Хотя личное бессмертие после смерти – это иллюзия, тем не менее в человеческой душе имеется нечто вечное. Душа может воображать или вспоминать, только пока продолжает существовать тело, но в Боге существует идея, выражающая сущность того или другого человеческого тела в форме вечности, и эта идея является вечной частью души. Интеллектуальная любовь к Богу, когда ее испытывает индивидуум, заключена в этой вечной части души.

Благословенность, которая заключается в любви к Богу, не есть награда за добродетель, но сама добродетель, и мы наслаждаемся ей не потому, что обуздываем свои страсти, но, наоборот, вследствие того, что мы наслаждаемся ей, мы в состоянии обуздывать свои страсти.

«Этика» заканчивается такими словами:

 

«Мудрый как таковой едва ли подвергнется какому‑либо душевному волнению; познавая с некоторой вечной необходимостью себя самого, Бога и вещи, он никогда не прекращает своего существования, но всегда обладает истинным душевным удовлетворением. Если же путь, который, как я показал, ведет к этому, и кажется весьма трудным, однако все же его можно найти. Да он и должен быть трудным, ибо его так редко находят. В самом деле, если бы спасение было у всех под руками и могло бы быть найдено без особого труда, то как же могли бы почти все пренебрегать им? Но все прекрасное так же трудно, как и редко».

 

Давая критическую оценку значения Спинозы как философа, необходимо отделить его этику от его метафизики и рассмотреть, как много из первой может выжить после отказа от последней.

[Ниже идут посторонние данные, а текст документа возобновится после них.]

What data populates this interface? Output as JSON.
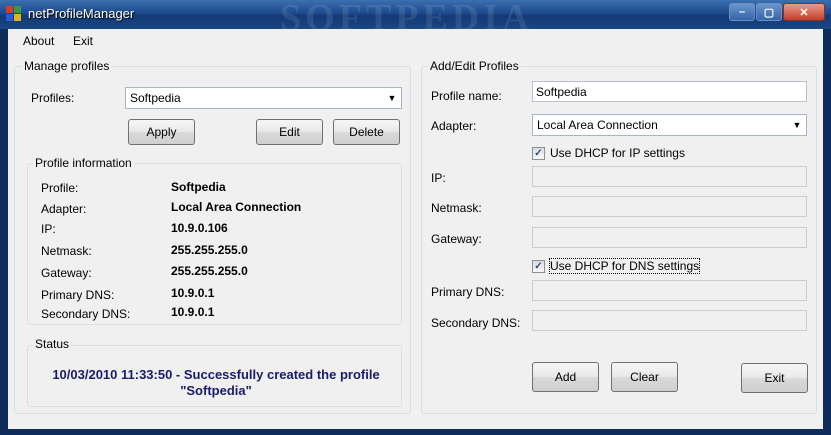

Метафизика Спинозы является лучшим примером того, что можно назвать «логическим монизмом», а именно – доктрины о том, что мир в целом есть единая субстанция, ни одна из частей которой логически не способна существовать самостоятельно. Исходной основой этого взгляда является убеждение в том, что каждое предложение имеет один субъект и один предикат, что ведет нас к заключению о том, что отношения и множественность должны быть иллюзорными. Спиноза думал, что природа мира и человеческой жизни могла бы быть логически выделена из самоочевидных аксиом; нам нужно так же покориться событиям, как мы покоряемся факту, что два плюс два – четыре, так как то и другое в одинаковой степени есть результат логической необходимости. В целом эту метафизику принять невозможно: она несовместима с современной логикой и научным методом. Факты нужно раскрывать наблюдением, а не рассуждением: когда мы успешно делаем вывод в отношении будущего, мы делаем это при помощи принципов, которые подсказаны эмпирическими фактами, а не являются логической необходимостью. И концепция субстанции, на которую опирался Спиноза, есть концепция, которую ни наука, ни философия в наше время принять не могут.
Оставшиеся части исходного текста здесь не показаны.